Joining Ochoa in 11 Westside is another Angeleno: Daniel Eun, the former bar manager at the Normandie Club in Koreatown, was tapped to run the bar program. This will include craft cocktails at the restaurant — some on draft — but also at the Wilshire, a separate black marbled bar at the back of the restaurant, hidden away like a speak-easy.


When Ochoa first moved to Hong Kong and was trying to find his footing — geographically, gastronomically — he met Luis Porras, a chef and restaurateur from Sonora, Mexico. “He’s the pioneer of anything Mexican in Hong Kong,” Ochoa said. Years ago, Porras opened a glamorous Mexican restaurant with wealthy investors, going so far as to import building materials from Jalisco and Michoacán.

“He said he made it super-authentic — mole, enchiladas, all of the traditional dishes, and he said people didn’t understand it back then. He was way ahead of his time.” The restaurant closed a few years later. Porras then returned with Agave Tequila y Comida. Instead of focusing on traditional Mexican dishes, he divided the menu into two parts: one that Mexicans would find legit and one of touristy Mexican food. (Think sour cream and olive-topped nachos.) “That’s how he’s able to thrive,” Ochoa said.

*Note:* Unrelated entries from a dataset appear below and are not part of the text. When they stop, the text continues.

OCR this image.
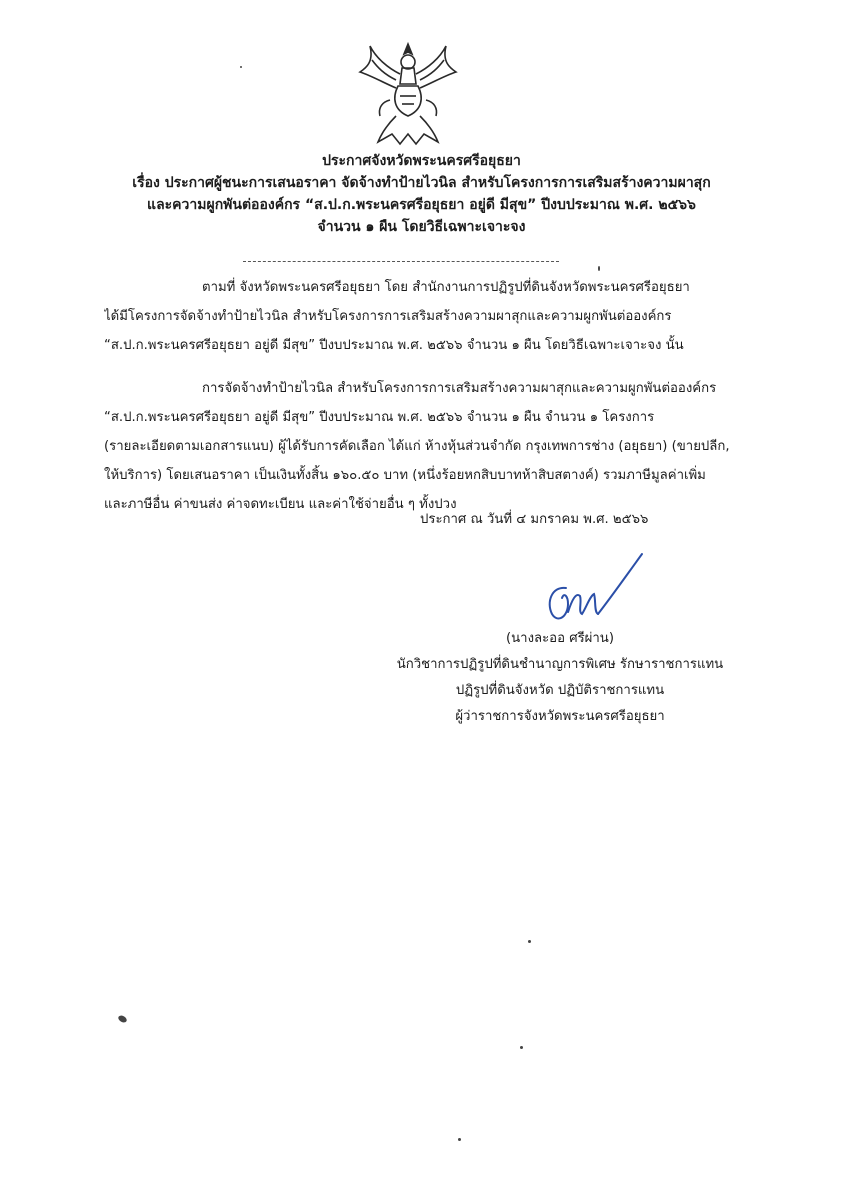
ประกาศจังหวัดพระนครศรีอยุธยา
เรื่อง ประกาศผู้ชนะการเสนอราคา จัดจ้างทำป้ายไวนิล สำหรับโครงการการเสริมสร้างความผาสุก
และความผูกพันต่อองค์กร “ส.ป.ก.พระนครศรีอยุธยา อยู่ดี มีสุข” ปีงบประมาณ พ.ศ. ๒๕๖๖
จำนวน ๑ ผืน โดยวิธีเฉพาะเจาะจง
ตามที่ จังหวัดพระนครศรีอยุธยา โดย สำนักงานการปฏิรูปที่ดินจังหวัดพระนครศรีอยุธยา
ได้มีโครงการจัดจ้างทำป้ายไวนิล สำหรับโครงการการเสริมสร้างความผาสุกและความผูกพันต่อองค์กร
“ส.ป.ก.พระนครศรีอยุธยา อยู่ดี มีสุข” ปีงบประมาณ พ.ศ. ๒๕๖๖ จำนวน ๑ ผืน โดยวิธีเฉพาะเจาะจง นั้น
การจัดจ้างทำป้ายไวนิล สำหรับโครงการการเสริมสร้างความผาสุกและความผูกพันต่อองค์กร
“ส.ป.ก.พระนครศรีอยุธยา อยู่ดี มีสุข” ปีงบประมาณ พ.ศ. ๒๕๖๖ จำนวน ๑ ผืน จำนวน ๑ โครงการ
(รายละเอียดตามเอกสารแนบ) ผู้ได้รับการคัดเลือก ได้แก่ ห้างหุ้นส่วนจำกัด กรุงเทพการช่าง (อยุธยา) (ขายปลีก,
ให้บริการ) โดยเสนอราคา เป็นเงินทั้งสิ้น ๑๖๐.๕๐ บาท (หนึ่งร้อยหกสิบบาทห้าสิบสตางค์) รวมภาษีมูลค่าเพิ่ม
และภาษีอื่น ค่าขนส่ง ค่าจดทะเบียน และค่าใช้จ่ายอื่น ๆ ทั้งปวง
ประกาศ ณ วันที่ ๔ มกราคม พ.ศ. ๒๕๖๖
(นางละออ ศรีผ่าน)
นักวิชาการปฏิรูปที่ดินชำนาญการพิเศษ รักษาราชการแทน
ปฏิรูปที่ดินจังหวัด ปฏิบัติราชการแทน
ผู้ว่าราชการจังหวัดพระนครศรีอยุธยา
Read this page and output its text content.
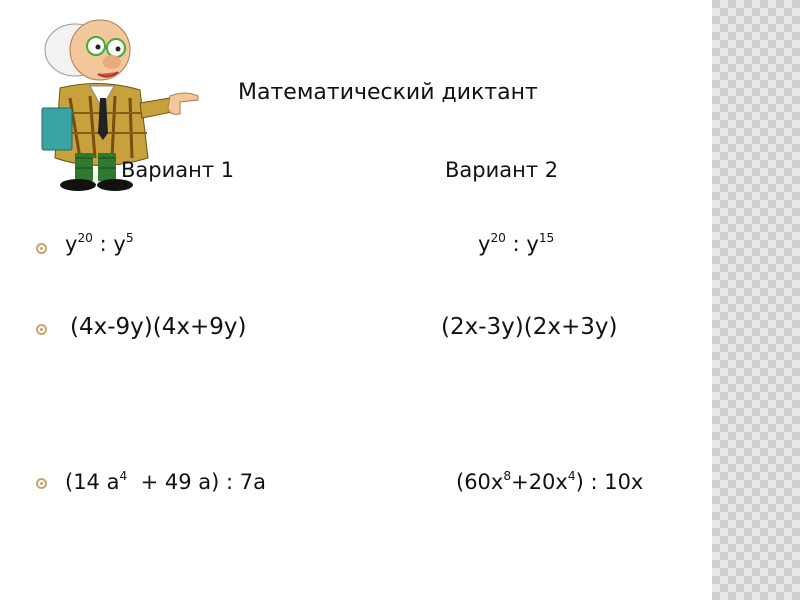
Математический диктант
Вариант 1	Вариант 2
$y^{20}$ : $y^5$	$y^{20}$ : $y^{15}$
(4x-9y)(4x+9y)	(2x-3y)(2x+3y)
(14 $a^4 + 49$ a) : 7a	$(60x^8+20x^4)$ : 10x
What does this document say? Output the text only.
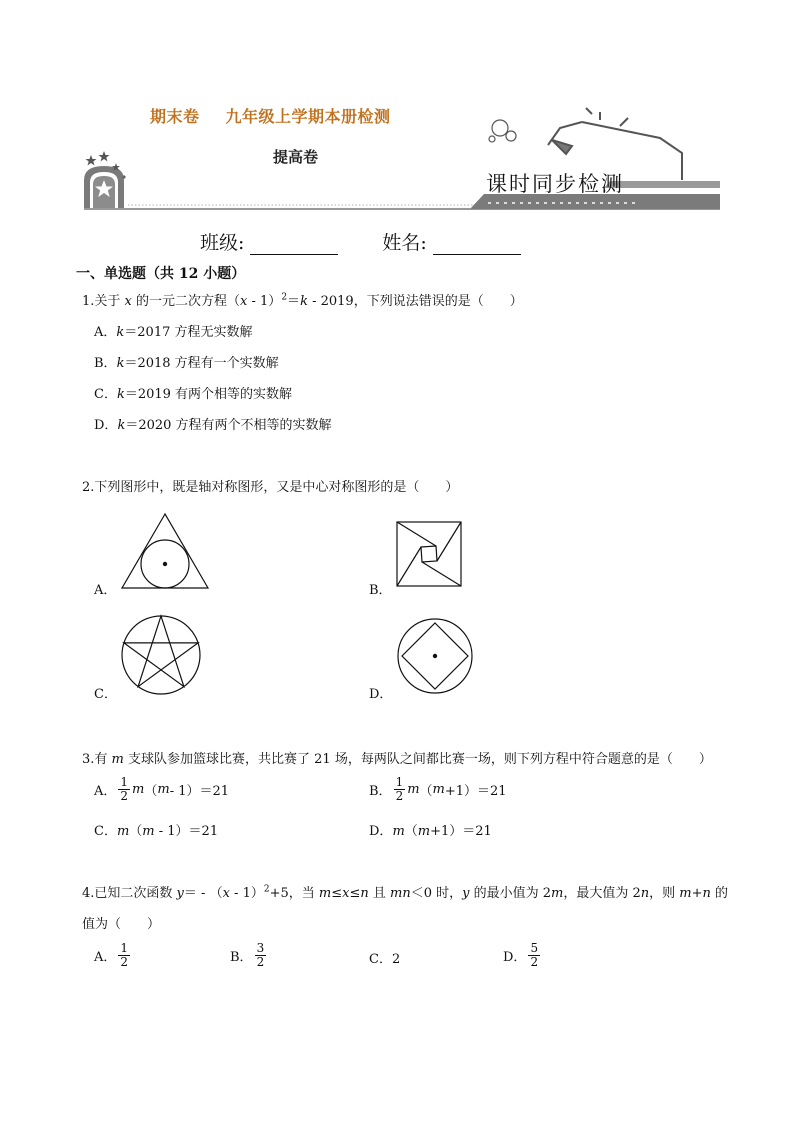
期末卷 九年级上学期本册检测
提高卷
课时同步检测
班级:	姓名:
一、单选题（共 12 小题）
1.关于 x 的一元二次方程（x - 1）$^2$＝k - 2019，下列说法错误的是（　　）
A．k＝2017 方程无实数解
B．k＝2018 方程有一个实数解
C．k＝2019 有两个相等的实数解
D．k＝2020 方程有两个不相等的实数解
2.下列图形中，既是轴对称图形，又是中心对称图形的是（　　）
A．	B．
C．	D．
3.有 m 支球队参加篮球比赛，共比赛了 21 场，每两队之间都比赛一场，则下列方程中符合题意的是（　　）
A． $\frac{1}{2}$ m （ m - 1）＝21	B． $\frac{1}{2}$ m （ m +1）＝21
C．m（m - 1）＝21	D．m（m+1）＝21
4.已知二次函数 y＝ - （x - 1）$^2$+5，当 m≤x≤n 且 mn＜0 时，y 的最小值为 2m，最大值为 2n，则 m+n 的
值为（　　）
A． $\frac{1}{2}$	B． $\frac{3}{2}$	C．2	D． $\frac{5}{2}$
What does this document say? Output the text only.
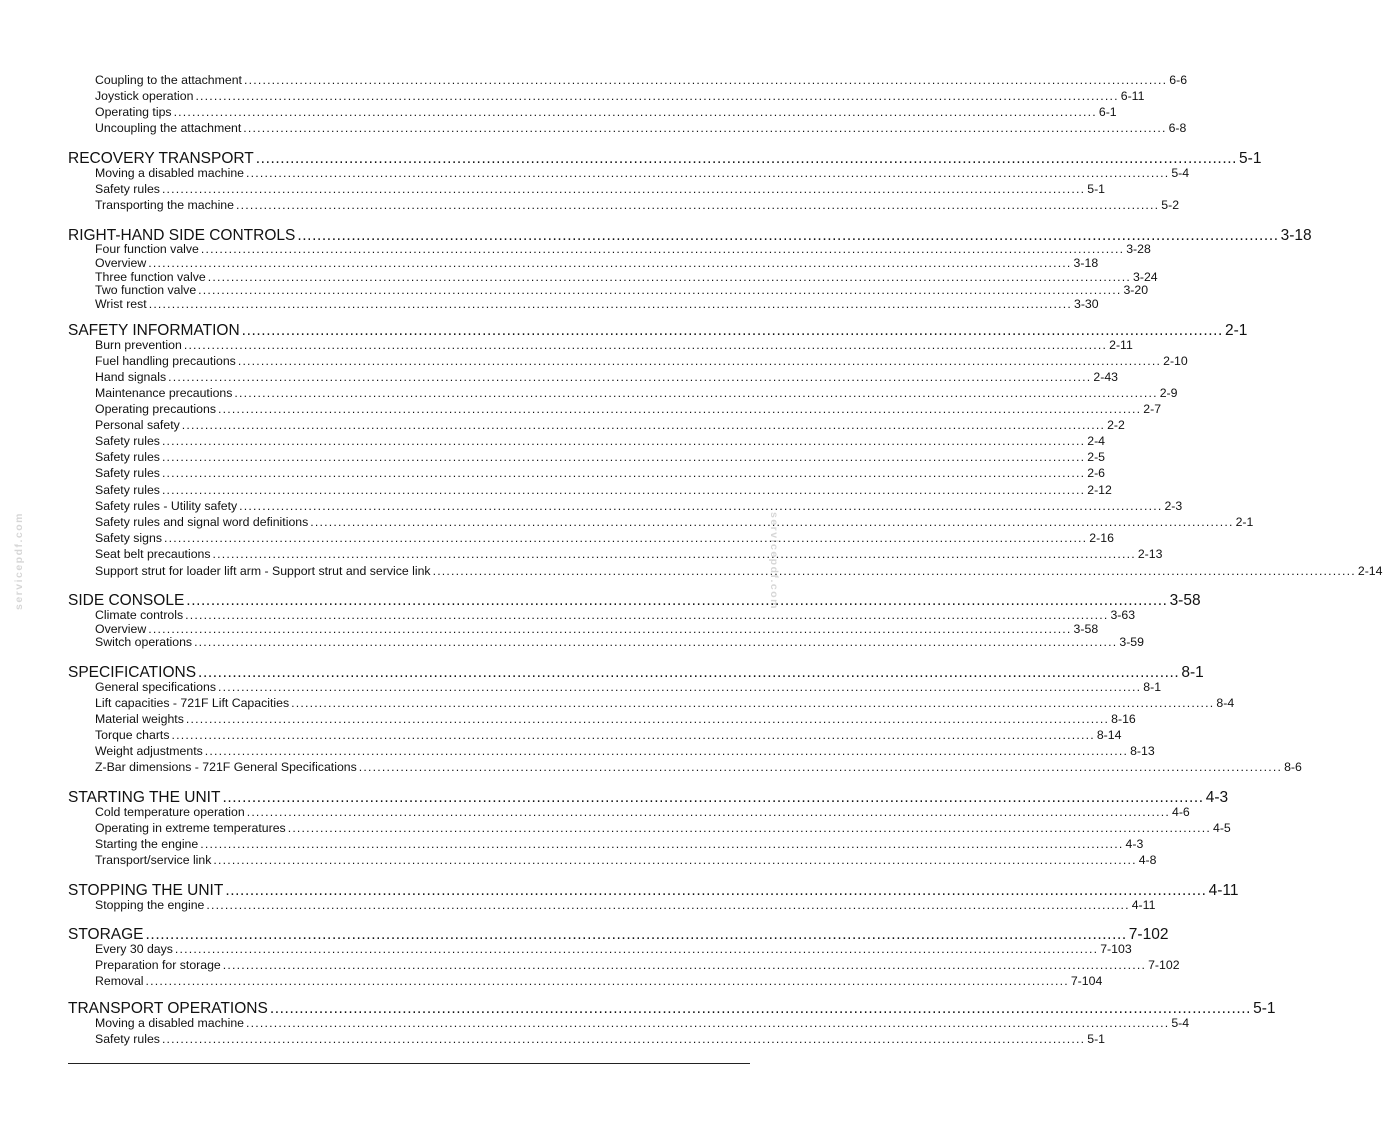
servicepdf.com	servicepdf.com
Coupling to the attachment ........................................................................................................................................................................................................ 6-6
Joystick operation ........................................................................................................................................................................................................ 6-11
Operating tips ........................................................................................................................................................................................................ 6-1
Uncoupling the attachment ........................................................................................................................................................................................................ 6-8
RECOVERY TRANSPORT ........................................................................................................................................................................................................ 5-1
Moving a disabled machine ........................................................................................................................................................................................................ 5-4
Safety rules ........................................................................................................................................................................................................ 5-1
Transporting the machine ........................................................................................................................................................................................................ 5-2
RIGHT-HAND SIDE CONTROLS ........................................................................................................................................................................................................ 3-18
Four function valve ........................................................................................................................................................................................................ 3-28
Overview ........................................................................................................................................................................................................ 3-18
Three function valve ........................................................................................................................................................................................................ 3-24
Two function valve ........................................................................................................................................................................................................ 3-20
Wrist rest ........................................................................................................................................................................................................ 3-30
SAFETY INFORMATION ........................................................................................................................................................................................................ 2-1
Burn prevention ........................................................................................................................................................................................................ 2-11
Fuel handling precautions ........................................................................................................................................................................................................ 2-10
Hand signals ........................................................................................................................................................................................................ 2-43
Maintenance precautions ........................................................................................................................................................................................................ 2-9
Operating precautions ........................................................................................................................................................................................................ 2-7
Personal safety ........................................................................................................................................................................................................ 2-2
Safety rules ........................................................................................................................................................................................................ 2-4
Safety rules ........................................................................................................................................................................................................ 2-5
Safety rules ........................................................................................................................................................................................................ 2-6
Safety rules ........................................................................................................................................................................................................ 2-12
Safety rules - Utility safety ........................................................................................................................................................................................................ 2-3
Safety rules and signal word definitions ........................................................................................................................................................................................................ 2-1
Safety signs ........................................................................................................................................................................................................ 2-16
Seat belt precautions ........................................................................................................................................................................................................ 2-13
Support strut for loader lift arm - Support strut and service link ........................................................................................................................................................................................................ 2-14
SIDE CONSOLE ........................................................................................................................................................................................................ 3-58
Climate controls ........................................................................................................................................................................................................ 3-63
Overview ........................................................................................................................................................................................................ 3-58
Switch operations ........................................................................................................................................................................................................ 3-59
SPECIFICATIONS ........................................................................................................................................................................................................ 8-1
General specifications ........................................................................................................................................................................................................ 8-1
Lift capacities - 721F Lift Capacities ........................................................................................................................................................................................................ 8-4
Material weights ........................................................................................................................................................................................................ 8-16
Torque charts ........................................................................................................................................................................................................ 8-14
Weight adjustments ........................................................................................................................................................................................................ 8-13
Z-Bar dimensions - 721F General Specifications ........................................................................................................................................................................................................ 8-6
STARTING THE UNIT ........................................................................................................................................................................................................ 4-3
Cold temperature operation ........................................................................................................................................................................................................ 4-6
Operating in extreme temperatures ........................................................................................................................................................................................................ 4-5
Starting the engine ........................................................................................................................................................................................................ 4-3
Transport/service link ........................................................................................................................................................................................................ 4-8
STOPPING THE UNIT ........................................................................................................................................................................................................ 4-11
Stopping the engine ........................................................................................................................................................................................................ 4-11
STORAGE ........................................................................................................................................................................................................ 7-102
Every 30 days ........................................................................................................................................................................................................ 7-103
Preparation for storage ........................................................................................................................................................................................................ 7-102
Removal ........................................................................................................................................................................................................ 7-104
TRANSPORT OPERATIONS ........................................................................................................................................................................................................ 5-1
Moving a disabled machine ........................................................................................................................................................................................................ 5-4
Safety rules ........................................................................................................................................................................................................ 5-1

View of Victoria Harbour and Hong Kong Central beside Victoria Peak. Taken from Victoria Peak (Taiping Mountain).
(Ratnakorn Piyasirisorost / Getty Images)

Ochoa’s biggest challenge right now is hiring staff. “Nobody wants to be a dishwasher,” he says. But while finding people to run the kitchen has been problematic, Ochoa isn’t having many issues stocking it. “It is Hong Kong, so you can find anything you need, it just costs a lot more here,” he says. Ochoa is working to keep prices low, even when imports, particularly dried peppers from Mexico, are costly. “You can find [dried peppers], but they’re five to six times the price,” Ochoa says. He’s seen tacos in Hong Kong selling for $7 to $8, something diners wouldn’t tolerate in Los Angeles, much less Mexico.

The high price may not be a deterrent to the expats who live near the new restaurant. Kennedy Town is going through gentrification much like Frogtown is in Los Angeles. Ochoa enticed Angelenos to Frogtown with tacos, but will he get those in Hong Kong to Kennedy Town?

“I could be very scared of a lot of things,” Ochoa said. “It’s been the same with all of my projects. I‘ll just focus on the positive, give this a shot and see what happens.”

11 Westside, 1/F The Hudson, 11 Davis St., Kennedy Town, Hong Kong.